The History of Espresso Machines

Inventor of the Espresso Machine
Inventor of the Espresso Machine – Angelo Moriondo

Every genius invention comes with a long history behind it; espresso machines are no different. The conception of the espresso machine began in 1884, shortly after the espresso drink was invented. Angelo Moriondo of Turin, Italy, patented the first espresso machine for commercial use.

Originally demonstrated at the Turn General Exposition of 1884, Angelo Moriondo was then granted a patent (no. 33/265) on May 16th, 1884. After, a certificate of industrial title was awarded to him under the description of, “New steam machinery for the economic and instantaneous confection of coffee beverage.”

Pictures of the first commercial espresso machine:

The worlds first espresso machine
The worlds first espresso machine!
The worlds first espresso machine
When it was still in action

The world's first single-serving espresso machineThe 1901 improvement on this patented machine was made by the founder Luigi Bezzera of the famous Bezzera espresso machines. While he wasn’t an engineer, he was a mechanic. After figuring out his improvements worked, he patented quite a few of the features on December 19th, 1901 under the license numbers no. 153/94, 61707; those of which were granted on June 5th, 1902. Shortly after, a man by the name of Desiderio Pavoni bought the patent off of Luigi Bezzera. If you’re a fan of espresso, you may know his work as the La Pavoni espresso machine series.

After Desiderio had bought the patent from Bezzera, four short years later, he began creating espresso in a small workshop inside of the wonderful city of Milan. Many designs were created and patented since then and have spread like wildfire around the world. After Italy had received a test of the espresso, England took the idea in the 1950’s, and onward to the United States. Starbucks adapted to the espresso machine and drink in the 80’s and 90’s, delivering the United States a delicious drink while they promoted their name. Now one of the largest breakfast beverage/coffee shop chains in the world, Starbucks has Angelo Moriondo to thank for some of their staple menu items.

An espresso machine may have four different types of operation. This includes:

  • Steam-driven
  • Piston-driven
  • Pump-driven
  • Air-pump-driven

Machines also come in an operational style of automatic, semi-automatic, and manual. A manual espresso machine has the user take the arm of the pump and apply the pressure to help produce and release the product into the cup. As for semi-automatic and automatic, well, you may understand this already.

Electronic and automatic espresso machines do exist for a faster product, but some prefer semi-automatic and manual based on their ability to create hand-crafted deliciousness. In saying this, it’s a selling point for many.

Diving more into the operational types:

Steam-driven – A steam driven machine operates by the forceful movement of water through the coffee utilizing steam and/or steam pressure. The very first espresso machines used this type of operation. You can find this method of operation still in modern models, but mostly in the inexpensive machines.

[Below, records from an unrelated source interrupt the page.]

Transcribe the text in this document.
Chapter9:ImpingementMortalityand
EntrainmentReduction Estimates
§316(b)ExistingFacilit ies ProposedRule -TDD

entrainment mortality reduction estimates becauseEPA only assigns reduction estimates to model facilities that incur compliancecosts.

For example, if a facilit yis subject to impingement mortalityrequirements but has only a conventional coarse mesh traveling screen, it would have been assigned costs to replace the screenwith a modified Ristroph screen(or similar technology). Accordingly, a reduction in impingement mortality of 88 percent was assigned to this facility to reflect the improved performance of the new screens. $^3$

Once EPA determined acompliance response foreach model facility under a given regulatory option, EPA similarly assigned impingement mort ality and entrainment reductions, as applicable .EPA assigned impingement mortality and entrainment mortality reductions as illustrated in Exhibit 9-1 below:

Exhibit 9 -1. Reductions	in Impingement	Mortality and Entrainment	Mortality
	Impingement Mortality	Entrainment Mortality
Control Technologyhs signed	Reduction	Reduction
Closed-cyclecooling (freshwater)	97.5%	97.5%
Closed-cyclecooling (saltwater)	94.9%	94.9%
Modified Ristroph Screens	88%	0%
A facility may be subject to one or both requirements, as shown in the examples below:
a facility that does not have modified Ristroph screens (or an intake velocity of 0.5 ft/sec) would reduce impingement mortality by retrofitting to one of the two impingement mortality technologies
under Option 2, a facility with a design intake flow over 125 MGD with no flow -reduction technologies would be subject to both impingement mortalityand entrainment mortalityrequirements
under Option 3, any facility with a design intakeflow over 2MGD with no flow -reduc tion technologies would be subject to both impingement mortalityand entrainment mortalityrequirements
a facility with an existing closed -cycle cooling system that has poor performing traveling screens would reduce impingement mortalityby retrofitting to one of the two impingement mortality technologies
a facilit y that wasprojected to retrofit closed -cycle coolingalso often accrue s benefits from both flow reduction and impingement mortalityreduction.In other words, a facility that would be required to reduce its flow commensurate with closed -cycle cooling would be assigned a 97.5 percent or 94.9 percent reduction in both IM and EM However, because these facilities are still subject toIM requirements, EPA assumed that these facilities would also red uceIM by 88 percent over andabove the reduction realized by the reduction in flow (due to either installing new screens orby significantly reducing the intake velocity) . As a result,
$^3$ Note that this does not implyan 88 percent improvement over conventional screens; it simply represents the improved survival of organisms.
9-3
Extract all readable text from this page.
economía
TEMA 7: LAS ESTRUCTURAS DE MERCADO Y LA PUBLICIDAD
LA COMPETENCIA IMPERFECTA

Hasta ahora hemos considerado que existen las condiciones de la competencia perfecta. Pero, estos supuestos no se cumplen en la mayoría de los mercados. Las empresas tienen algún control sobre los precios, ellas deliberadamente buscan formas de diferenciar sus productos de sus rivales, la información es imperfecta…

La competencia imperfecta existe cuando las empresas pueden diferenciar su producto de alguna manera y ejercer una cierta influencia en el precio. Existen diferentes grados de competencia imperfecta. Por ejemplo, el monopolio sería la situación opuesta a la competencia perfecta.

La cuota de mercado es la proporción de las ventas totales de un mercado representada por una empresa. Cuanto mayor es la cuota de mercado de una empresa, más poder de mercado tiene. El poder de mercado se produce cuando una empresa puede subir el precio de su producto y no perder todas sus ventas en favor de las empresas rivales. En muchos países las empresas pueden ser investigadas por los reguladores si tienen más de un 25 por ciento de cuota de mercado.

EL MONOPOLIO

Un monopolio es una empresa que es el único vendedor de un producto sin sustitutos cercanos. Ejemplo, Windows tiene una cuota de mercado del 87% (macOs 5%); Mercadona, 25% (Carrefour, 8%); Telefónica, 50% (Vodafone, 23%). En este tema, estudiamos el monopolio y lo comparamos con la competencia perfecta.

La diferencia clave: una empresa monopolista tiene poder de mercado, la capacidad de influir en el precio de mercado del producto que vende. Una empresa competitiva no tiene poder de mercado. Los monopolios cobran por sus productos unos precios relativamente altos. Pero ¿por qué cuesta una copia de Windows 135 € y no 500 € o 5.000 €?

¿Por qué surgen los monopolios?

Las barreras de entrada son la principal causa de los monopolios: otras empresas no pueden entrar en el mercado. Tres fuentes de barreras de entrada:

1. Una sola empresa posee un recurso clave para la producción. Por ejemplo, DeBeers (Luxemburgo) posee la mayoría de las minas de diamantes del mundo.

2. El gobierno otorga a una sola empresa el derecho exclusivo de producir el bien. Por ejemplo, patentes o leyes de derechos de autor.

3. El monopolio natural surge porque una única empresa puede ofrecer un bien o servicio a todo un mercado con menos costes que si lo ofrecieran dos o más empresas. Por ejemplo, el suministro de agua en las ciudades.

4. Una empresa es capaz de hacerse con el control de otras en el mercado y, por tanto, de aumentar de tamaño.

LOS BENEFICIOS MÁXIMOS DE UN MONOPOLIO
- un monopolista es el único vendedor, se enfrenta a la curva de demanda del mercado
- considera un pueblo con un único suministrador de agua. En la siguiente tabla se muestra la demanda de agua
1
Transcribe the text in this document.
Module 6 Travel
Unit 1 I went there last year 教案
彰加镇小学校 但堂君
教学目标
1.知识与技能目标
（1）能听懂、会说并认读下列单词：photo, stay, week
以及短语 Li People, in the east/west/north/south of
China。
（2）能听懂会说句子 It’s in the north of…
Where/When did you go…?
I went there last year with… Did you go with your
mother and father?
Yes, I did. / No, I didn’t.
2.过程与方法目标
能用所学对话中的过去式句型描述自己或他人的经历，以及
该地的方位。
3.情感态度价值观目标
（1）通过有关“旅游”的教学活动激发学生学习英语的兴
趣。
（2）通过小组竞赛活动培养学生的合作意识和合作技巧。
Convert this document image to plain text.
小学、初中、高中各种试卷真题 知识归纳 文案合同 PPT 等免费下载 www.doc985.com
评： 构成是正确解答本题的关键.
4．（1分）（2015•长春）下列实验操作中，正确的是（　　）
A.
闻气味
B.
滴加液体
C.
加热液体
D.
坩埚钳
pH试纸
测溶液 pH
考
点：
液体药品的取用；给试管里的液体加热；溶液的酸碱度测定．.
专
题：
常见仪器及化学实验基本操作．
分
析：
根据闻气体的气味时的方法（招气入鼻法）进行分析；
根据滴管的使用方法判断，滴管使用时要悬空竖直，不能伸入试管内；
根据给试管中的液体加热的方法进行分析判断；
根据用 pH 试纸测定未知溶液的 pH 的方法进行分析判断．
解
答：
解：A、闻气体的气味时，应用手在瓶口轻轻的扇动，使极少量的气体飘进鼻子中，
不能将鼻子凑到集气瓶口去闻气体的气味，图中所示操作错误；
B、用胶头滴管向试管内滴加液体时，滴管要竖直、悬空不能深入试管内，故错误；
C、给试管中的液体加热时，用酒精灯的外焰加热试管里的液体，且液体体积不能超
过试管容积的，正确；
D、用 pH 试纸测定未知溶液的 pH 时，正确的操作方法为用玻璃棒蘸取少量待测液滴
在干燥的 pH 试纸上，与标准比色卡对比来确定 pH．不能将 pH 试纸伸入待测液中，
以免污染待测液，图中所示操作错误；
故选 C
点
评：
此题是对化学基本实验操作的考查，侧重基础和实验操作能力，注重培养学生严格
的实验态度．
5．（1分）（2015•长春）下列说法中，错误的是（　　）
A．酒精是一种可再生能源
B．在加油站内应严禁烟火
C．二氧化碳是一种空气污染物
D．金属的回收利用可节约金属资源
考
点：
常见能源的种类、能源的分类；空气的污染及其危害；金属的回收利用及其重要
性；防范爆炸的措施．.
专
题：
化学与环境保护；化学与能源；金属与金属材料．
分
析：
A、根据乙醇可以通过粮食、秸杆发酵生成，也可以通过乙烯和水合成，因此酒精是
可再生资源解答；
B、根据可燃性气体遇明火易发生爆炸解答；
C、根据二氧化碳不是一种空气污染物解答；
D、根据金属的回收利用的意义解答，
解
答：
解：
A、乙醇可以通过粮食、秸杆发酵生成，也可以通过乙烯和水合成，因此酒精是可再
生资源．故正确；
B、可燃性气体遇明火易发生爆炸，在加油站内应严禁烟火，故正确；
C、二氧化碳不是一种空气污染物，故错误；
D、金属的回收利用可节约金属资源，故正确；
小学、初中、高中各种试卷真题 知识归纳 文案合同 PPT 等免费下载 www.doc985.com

Piston-driven – Achille Gaggia created the piston-driven machine in 1945. If you recognize this name, it may be because he was the founder of the famous Gaggia espresso machines. This particular operational method uses a design with a lever to be pumped by the barista. In doing so, the hot water becomes pressurized and forces it through the coffee grinds. The term “pulling a shot” was coined. There is also something called the spring piston design in which the water is pushed directly through the coffee grounds and uses tension to the spring; doing this allows the optimal pressure required.

Pump-driven – A pump driven machine was first seen in 1961 in the Faema E61 model. For those who have been to a plethora of espresso bars, you may have had a drink from this kind of model. With this machine, they are allowed to take water directly from the water supply line, commonly seen in commercialized environments. It can also be taken from a separate water tank. The pump is driven by a motor to receive the water and create the espresso.

Air-pump-driven – Introduced in 2007, the air-pump-driven model uses forced compressed air to push the hot water through the grounds of coffee. Hot water is funneled through a thermos flask or a kettle and then the compressed air comes from a type of pump, either a hand pump or an electric compressor.

Without the invention of the espresso machine, three major espresso brands wouldn’t exist and who’s to say that Starbucks would exist without it? We thank the inventor and those who improved on the design for making our mornings better.